Canpolat'ın kararı temyiz etmesi bekleniyor. Karar, Yargıtay Ceza Genel Kurulu'nda da değişmezse, eski Başsavcı cezaevine girmeyecek, ancak sabıkalı hale gelecek. Yargıtay Başsavcılığı'nın cezanın ertelenmesini araştıracağı öğrenildi.
Bakanlık pes etmedi
Canpolat'ın emekliye ayrılmasının ardından Adalet Bakanlığı, başlattığı soruşturma sonunda Canpolat'ın yargılanması gerektiğine karar verdi. İstanbul 1. Ağır Ceza Mahkemesi ise bakanlığın bu kararının yerinde olmadığına hükmetti. Bakanlığın yaptığı itiraz da Eyüp Ağır Ceza Mahkemesi'nden döndü. Olayın peşini bırakmayan Çiçek, yazılı emir yetkisini kullanarak konuyu Yargıtay'a taşıdı. Yargıtay Başsavcılığı da tebliğnamesinde, Canpolat'ın "kişisel duygulara kapılarak görev yaptığı kanısı uyandırdığı"nı belirtti. Yargıtay 4. Ceza Dairesi de başsavcılığın görüşünü yerinde bularak, Eyüp Ağır Ceza Mahkemesi'nin kararını bozdu ve Canpolat hakkında yargılama süreci başladı.
'Beyoğlu'nda Susurluk'
Tekstilci Hacı Erdoğan, 9 Kasım 2005'te Turan Çevik'e ait Karaköy'deki Birlik Metal'de öldürüldü. Cinayetin ardından Çevik, oğlu Ahmet Hilmi Çevik ve damadı Erkan Yıldız'la birlikte tutuklandı. Ancak, Beyoğlu Cumhuriyet Başsavcısı Ünal Canpolat, "tutuksuz yargılanma" talepleri üç ayrı mahkeme tarafından reddedilen sanıkları, özel yetkisini kullanarak serbest bıraktı. Tahliyeyi duyuran Milliyet, Çevik'in oğlu ile başsavcının oğlu Berkay Canpolat'ın Birlik Metal'e ortak olduklarını kanıtladı.
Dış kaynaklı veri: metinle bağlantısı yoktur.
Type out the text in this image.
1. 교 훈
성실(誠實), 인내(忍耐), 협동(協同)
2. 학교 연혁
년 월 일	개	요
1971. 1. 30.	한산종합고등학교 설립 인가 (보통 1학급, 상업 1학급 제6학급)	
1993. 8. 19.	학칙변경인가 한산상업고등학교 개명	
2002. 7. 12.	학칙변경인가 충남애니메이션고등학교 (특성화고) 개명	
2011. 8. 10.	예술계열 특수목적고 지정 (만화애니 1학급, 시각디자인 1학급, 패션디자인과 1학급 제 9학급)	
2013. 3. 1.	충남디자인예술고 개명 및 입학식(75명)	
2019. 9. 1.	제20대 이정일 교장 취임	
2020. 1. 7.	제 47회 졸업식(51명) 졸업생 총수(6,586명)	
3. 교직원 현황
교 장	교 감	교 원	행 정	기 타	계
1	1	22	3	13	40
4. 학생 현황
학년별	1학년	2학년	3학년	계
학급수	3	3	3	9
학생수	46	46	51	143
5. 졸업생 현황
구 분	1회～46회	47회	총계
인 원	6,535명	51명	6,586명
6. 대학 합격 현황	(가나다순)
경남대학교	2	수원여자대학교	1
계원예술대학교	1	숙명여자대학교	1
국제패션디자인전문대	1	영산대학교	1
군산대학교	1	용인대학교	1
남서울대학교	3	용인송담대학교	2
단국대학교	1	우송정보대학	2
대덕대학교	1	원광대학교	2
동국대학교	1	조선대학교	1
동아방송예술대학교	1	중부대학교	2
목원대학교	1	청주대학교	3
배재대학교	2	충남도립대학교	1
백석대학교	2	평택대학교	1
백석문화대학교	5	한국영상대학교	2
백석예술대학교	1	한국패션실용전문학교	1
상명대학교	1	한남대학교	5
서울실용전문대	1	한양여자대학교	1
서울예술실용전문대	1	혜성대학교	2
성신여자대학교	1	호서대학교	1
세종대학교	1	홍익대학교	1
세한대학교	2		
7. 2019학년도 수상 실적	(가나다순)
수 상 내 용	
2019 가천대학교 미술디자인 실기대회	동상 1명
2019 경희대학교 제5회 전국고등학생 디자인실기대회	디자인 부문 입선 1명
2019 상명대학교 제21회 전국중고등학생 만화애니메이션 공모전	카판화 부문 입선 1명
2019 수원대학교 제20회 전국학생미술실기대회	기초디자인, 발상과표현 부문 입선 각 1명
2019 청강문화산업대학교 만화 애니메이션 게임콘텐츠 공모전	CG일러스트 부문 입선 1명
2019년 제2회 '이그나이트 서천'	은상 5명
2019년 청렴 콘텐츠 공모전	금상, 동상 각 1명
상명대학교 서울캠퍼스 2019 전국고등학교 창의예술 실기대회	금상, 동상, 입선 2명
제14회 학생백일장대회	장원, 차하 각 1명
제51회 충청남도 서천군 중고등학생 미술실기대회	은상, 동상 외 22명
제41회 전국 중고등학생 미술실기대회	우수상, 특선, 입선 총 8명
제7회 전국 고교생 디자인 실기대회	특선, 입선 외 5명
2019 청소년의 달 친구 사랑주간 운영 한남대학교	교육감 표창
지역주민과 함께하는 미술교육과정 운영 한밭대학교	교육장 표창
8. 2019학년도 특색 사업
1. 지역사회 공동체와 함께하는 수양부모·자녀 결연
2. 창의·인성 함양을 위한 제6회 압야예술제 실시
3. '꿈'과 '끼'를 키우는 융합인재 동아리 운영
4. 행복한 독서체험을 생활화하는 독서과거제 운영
Bu belgeleri, Canpolat ve dönemin İstanbul Emniyet Müdür Yardımcısı Hasan Adak'ın, Çevik'in kızıyla evlenen sanık Erkan Yıldız'ın nikâh şahitliğini yaptığını gösteren fotoğraflar izledi. HSYK tarafından görevden alınan Canpolat emekliye ayrılırken, dosyaya giren telefon kayıtlarında Erdoğan için, "Erkan'la Hilmi vurdu, geberdi o.. çocuğu. Vurmayacağım da ne yapacağım" dediği belirlenen Çevik hakkında Adalet Bakanlığı'nın talebi üzerine soruşturma başlatıldı. Ancak Beyoğlu Başsavcıvekili Selim Ulaş, Çevik hakkında "takipsizlik" kararı verdi ve Çevik cinayet davasında "sanık" olmadı.
Hacı Erdoğan'ın ailesinin avukatı Hasan Bilgeç, "Canpolat'ın taraflı tutumu yargı kararıyla kesinleşti. Çevik, emekli Başsavcı'nın gayretleriyle sanık olmaktan kurtuldu. Soruşturmanın genişletilmesini isteyeceğiz. Çevik'in davaya dahil edilmesi ve tutuksuz yargılanan sanıkların tutuklanması gerekmektedir" dedi.